Salvador Jorgensen, Senior Research Scientist
Areas of expertise: White Sharks, Research & Policy, Science & Conservation
Sal Jorgensen is a research scientist for the Monterey Bay Aquarium’s Project White Shark. He oversees basic research on migratory patterns, feeding ecology and habitat use of adult great white sharks at the Farallon Islands, Point Reyes and Ano Nuevo Island. Since 2000, Sal and the Project White Shark team have placed 240 electronic tracking tags on 100 individual adults. Some sharks were tagged more than once, which has generated multiple years of information about their travels in the eastern Pacific.

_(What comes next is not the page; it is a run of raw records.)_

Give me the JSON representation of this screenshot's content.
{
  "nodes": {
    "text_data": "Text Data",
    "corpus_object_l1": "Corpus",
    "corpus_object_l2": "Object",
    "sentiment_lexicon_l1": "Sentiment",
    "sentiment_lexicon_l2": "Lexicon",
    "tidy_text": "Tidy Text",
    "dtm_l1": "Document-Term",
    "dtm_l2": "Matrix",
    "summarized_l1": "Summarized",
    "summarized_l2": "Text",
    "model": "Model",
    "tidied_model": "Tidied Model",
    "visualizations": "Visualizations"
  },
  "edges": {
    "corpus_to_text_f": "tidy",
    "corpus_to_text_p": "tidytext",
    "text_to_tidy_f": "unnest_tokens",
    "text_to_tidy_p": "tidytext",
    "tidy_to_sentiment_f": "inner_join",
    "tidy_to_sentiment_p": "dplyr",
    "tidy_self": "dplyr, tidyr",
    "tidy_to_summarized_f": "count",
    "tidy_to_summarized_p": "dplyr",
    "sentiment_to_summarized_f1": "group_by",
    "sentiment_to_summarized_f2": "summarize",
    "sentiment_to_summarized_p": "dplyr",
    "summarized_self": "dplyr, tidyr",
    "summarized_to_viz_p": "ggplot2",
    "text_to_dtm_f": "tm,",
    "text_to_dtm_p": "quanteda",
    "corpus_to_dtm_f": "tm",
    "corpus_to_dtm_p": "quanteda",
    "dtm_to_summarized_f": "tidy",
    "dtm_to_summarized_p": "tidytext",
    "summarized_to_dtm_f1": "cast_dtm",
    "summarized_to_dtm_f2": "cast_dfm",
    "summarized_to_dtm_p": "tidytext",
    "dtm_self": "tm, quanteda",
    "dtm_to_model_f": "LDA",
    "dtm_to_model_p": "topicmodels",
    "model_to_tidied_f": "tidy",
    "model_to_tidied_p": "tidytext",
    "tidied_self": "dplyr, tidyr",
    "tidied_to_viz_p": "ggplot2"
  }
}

Sal’s collaborative work with Stanford University researchers on adult great white sharks at the Farallon Islands was the focus of Great White Highway, the lead program on Discovery Channel’s Shark Week 2012.
Sal’s research interests include studying movements and migrations of commercially targeted sharks and fishes, acoustic tagging and telemetry, and Geographic Information Systems (GIS) analysis and modeling.

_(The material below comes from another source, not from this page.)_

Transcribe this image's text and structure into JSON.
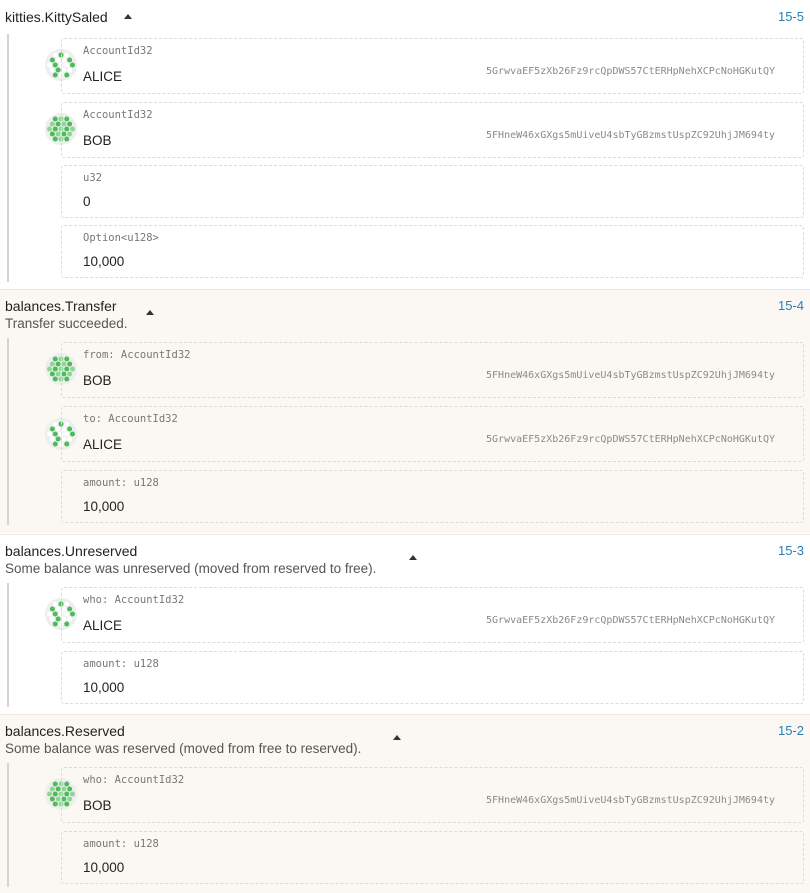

Before joining the aquarium, Jorgensen was a postdoctoral scholar at Stanford University’s Hopkins Marine Station. Beginning in 2006, he led the white shark research team under the Tagging of Pacific Pelagics (TOPP) program. He completed his doctoral degree in ecology at the University of California, Davis focusing on the ecology of movement and dispersal of fishes and sharks.
As a graduate student, he conducted field studies as a Fulbright scholar in Mexico's Gulf of California, studying the movements of tunas and scalloped hammerhead sharks around seamounts. He earned undergraduate degrees in environmental studies from Sonoma State University, and in art from John Abbott College in Montreal. He is fluent in English, Spanish and Portuguese, and conversant in French.